C’est ce qui explique qu’en vérité, le message
de son évêque a scellé le sort du Père Joseph
Bassitome devant l’opinion chrétienne du diocèse
d’Aného en particulier et devant l’opinion
chrétienne de l’Église en Afrique en général : il
est un traître, un impur, un possédé, un pécheur
qui refuse de se convertir.
C’est tout cela qui fait que le Père Joseph
Bassitome n’a pas osé écrire pour parler lui-
même de sa situation, après que l’évêque ait
écrit. Il lui aurait en effet été impossible de se
dédouaner aux yeux des chrétiens, en se
justifiant de tout ce dont on l’accuse, par le
développement d’arguments contraires à ceux de
l’évêque. La lettre de son ami Joseph Baoula
apparaît ainsi à ses yeux comme providentielle,
un peu comme un signe des « saints ancêtres »

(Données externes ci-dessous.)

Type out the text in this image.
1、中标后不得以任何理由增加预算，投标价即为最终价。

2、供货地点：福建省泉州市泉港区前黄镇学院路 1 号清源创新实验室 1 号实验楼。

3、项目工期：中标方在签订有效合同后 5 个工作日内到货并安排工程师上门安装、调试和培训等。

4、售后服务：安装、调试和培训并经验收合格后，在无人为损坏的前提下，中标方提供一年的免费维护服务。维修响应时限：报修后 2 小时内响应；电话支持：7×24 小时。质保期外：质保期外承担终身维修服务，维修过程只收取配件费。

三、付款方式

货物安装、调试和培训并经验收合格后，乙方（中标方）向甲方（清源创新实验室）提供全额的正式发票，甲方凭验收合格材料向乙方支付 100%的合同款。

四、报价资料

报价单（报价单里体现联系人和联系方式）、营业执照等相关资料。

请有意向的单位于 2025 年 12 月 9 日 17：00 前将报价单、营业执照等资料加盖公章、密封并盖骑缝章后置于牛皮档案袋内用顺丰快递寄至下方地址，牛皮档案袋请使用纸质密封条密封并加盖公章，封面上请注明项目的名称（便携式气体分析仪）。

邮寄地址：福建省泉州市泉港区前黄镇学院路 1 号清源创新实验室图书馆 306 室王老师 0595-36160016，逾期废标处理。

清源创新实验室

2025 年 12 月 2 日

qui veillent sur lui et qui vont mener son combat
pour rétablir la vérité dans l’opinion.

Analyse critique à partir des trois textes


Dans cette analyse, je voudrais commencer
par ce qui apparaît comme le cœur du problème
dans la lettre de l’évêque d’Aného, à savoir la
proximité spirituelle d’un prêtre catholique avec
le culte vaudou.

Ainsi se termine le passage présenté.